I am facing following quality/performance issues in converted text when I try to perform OCR on PDF documents by using two Aspose APIs that is; Aspose.Pdf APIs convert the PDF pages to images and Aspose.OCR APIs perform the OCR operation on the extracted/converted images.

Conversion is taking too much time. A 253 KB document took 6 minutes to perform OCR on that document when tested in Visual Studio 2013 project running over Windows 10 (x64).

Spacing is not proper among converted text.

Different symbols are shown in text instead of words.

I am using following piece of code to perform OCR referenced from Recognition|Documentation

//Create an instance of Document to load the PDF

var pdfDocument = new Aspose.Pdf.Document(“D:/input file.pdf”);


//Create an instance of OcrEngine for recognition

var ocrEngine = new Aspose.OCR.OcrEngine();


//Iterate over the pages of PDF

for (int pageCount = 1; pageCount <= pdfDocument.Pages.Count; pageCount++)

{

//Creating a MemoryStream to hold the image temporarily

using (var imageStream = new System.IO.MemoryStream())

{

//Create Resolution object with DPI value

var resolution = new Aspose.Pdf.Devices.Resolution(300);


//Create JPEG device with specified attributes (Width, Height, Resolution, Quality)

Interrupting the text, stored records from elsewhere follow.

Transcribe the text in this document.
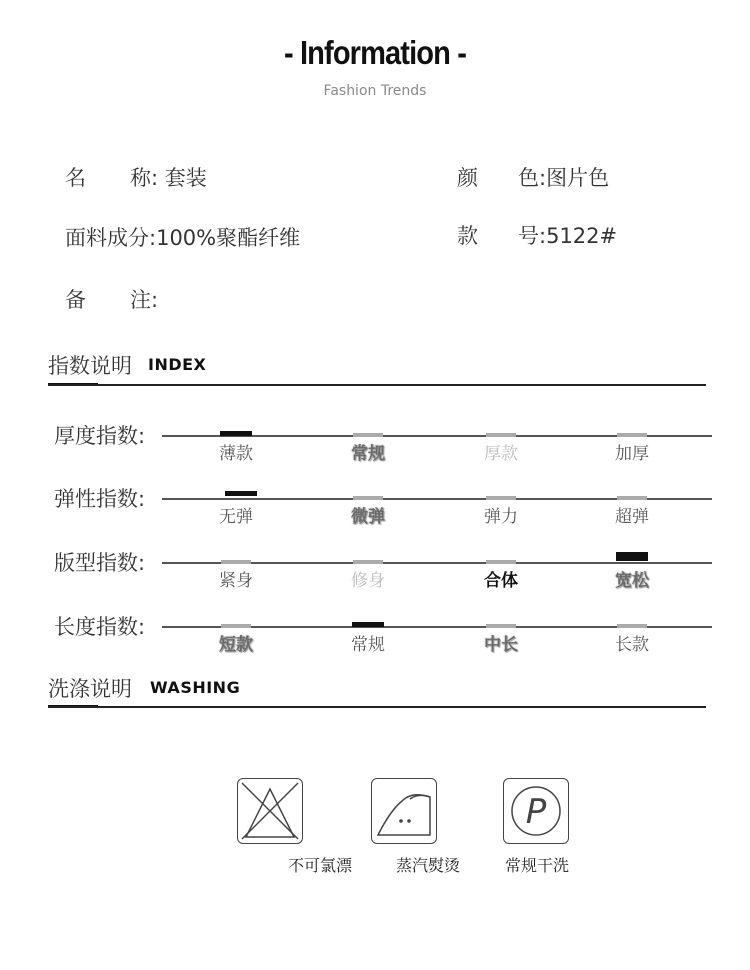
- Information -
Fashion Trends
名 称: 套装	颜 色:图片色
面料成分:100%聚酯纤维	款 号:5122#
备 注:
指数说明 INDEX
厚度指数:
薄款	常规	厚款	加厚
弹性指数:
无弹	微弹	弹力	超弹
版型指数:
紧身	修身	合体	宽松
长度指数:
短款	常规	中长	长款
洗涤说明 WASHING
P
不可氯漂	蒸汽熨烫	常规干洗
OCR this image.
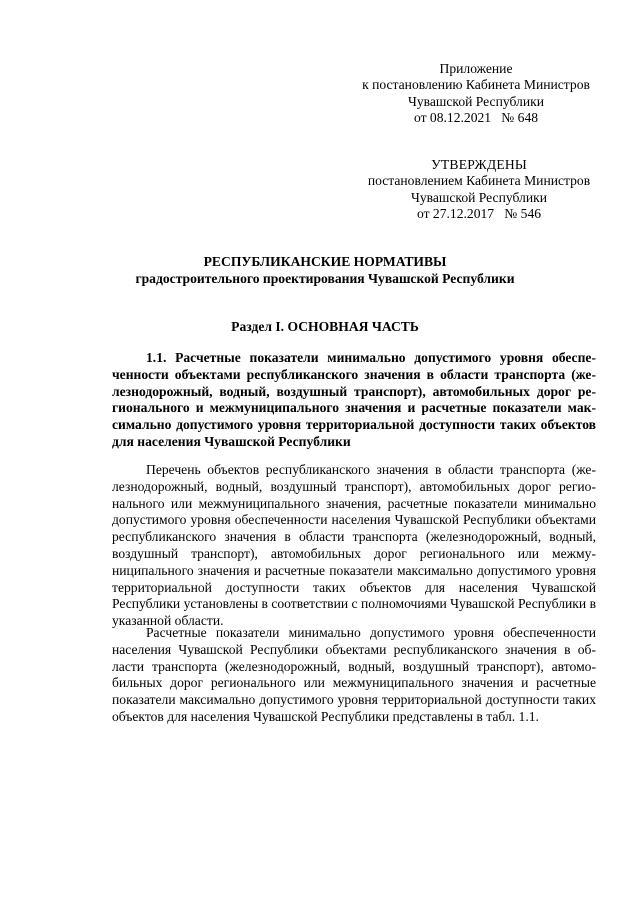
Приложение
к постановлению Кабинета Министров
Чувашской Республики
от 08.12.2021   № 648
УТВЕРЖДЕНЫ
постановлением Кабинета Министров
Чувашской Республики
от 27.12.2017   № 546
РЕСПУБЛИКАНСКИЕ НОРМАТИВЫ
градостроительного проектирования Чувашской Республики
Раздел I. ОСНОВНАЯ ЧАСТЬ
1.1. Расчетные показатели минимально допустимого уровня обеспеченности объектами республиканского значения в области транспорта (железнодорожный, водный, воздушный транспорт), автомобильных дорог регионального и межмуниципального значения и расчетные показатели максимально допустимого уровня территориальной доступности таких объектов для населения Чувашской Республики
Перечень объектов республиканского значения в области транспорта (железнодорожный, водный, воздушный транспорт), автомобильных дорог регионального или межмуниципального значения, расчетные показатели минимально допустимого уровня обеспеченности населения Чувашской Республики объектами республиканского значения в области транспорта (железнодорожный, водный, воздушный транспорт), автомобильных дорог регионального или межмуниципального значения и расчетные показатели максимально допустимого уровня территориальной доступности таких объектов для населения Чувашской Республики установлены в соответствии с полномочиями Чувашской Республики в указанной области.
Расчетные показатели минимально допустимого уровня обеспеченности населения Чувашской Республики объектами республиканского значения в области транспорта (железнодорожный, водный, воздушный транспорт), автомобильных дорог регионального или межмуниципального значения и расчетные показатели максимально допустимого уровня территориальной доступности таких объектов для населения Чувашской Республики представлены в табл. 1.1.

//where Quality [0-100], 100 is Maximum

var jpegDevice = new Aspose.Pdf.Devices.JpegDevice(resolution, 100);


//Convert a particular page and save the image to stream

jpegDevice.Process(pdfDocument.Pages[pageCount], imageStream);


imageStream.Position = 0;


//Set Image property of OcrEngine to the stream obtained from previous step

ocrEngine.Image = Aspose.OCR.ImageStream.FromStream(imageStream, Aspose.OCR.ImageStreamFormat.Jpg);


//Perform OCR operation on one page at a time

if (ocrEngine.Process())

{

File.AppendAllText(“output file.txt”, ocrEngine.Text.ToString());

}

}

}

I have attached two documents, input file on which OCR is performed and output file is result of the conversion.

Thanks.

ikram.haq · June 9, 2017, 1:35pm

Hi Muzna,

Thank you for your inquiry and providing details.

The execution time is increased due to PDF to image conversion and image complexity. Furthermore we have investigated the issue at our end. While investigation it was found that images extracted from the PDF are not of a good quality. The text is blurring. It contains hand written writing and data in tabular format. Please note that current implementation does not support hand written writing and extracting data from table format.

ikram.haq · July 25, 2017, 10:00am

@Muzna_Tariq,

This is to update you that reading data from tabular format issue has been logged into our system with ID OCRNET-2941. The issue ID has been link with this forum thread. You will be notified automatically in this forum thread once any update is available.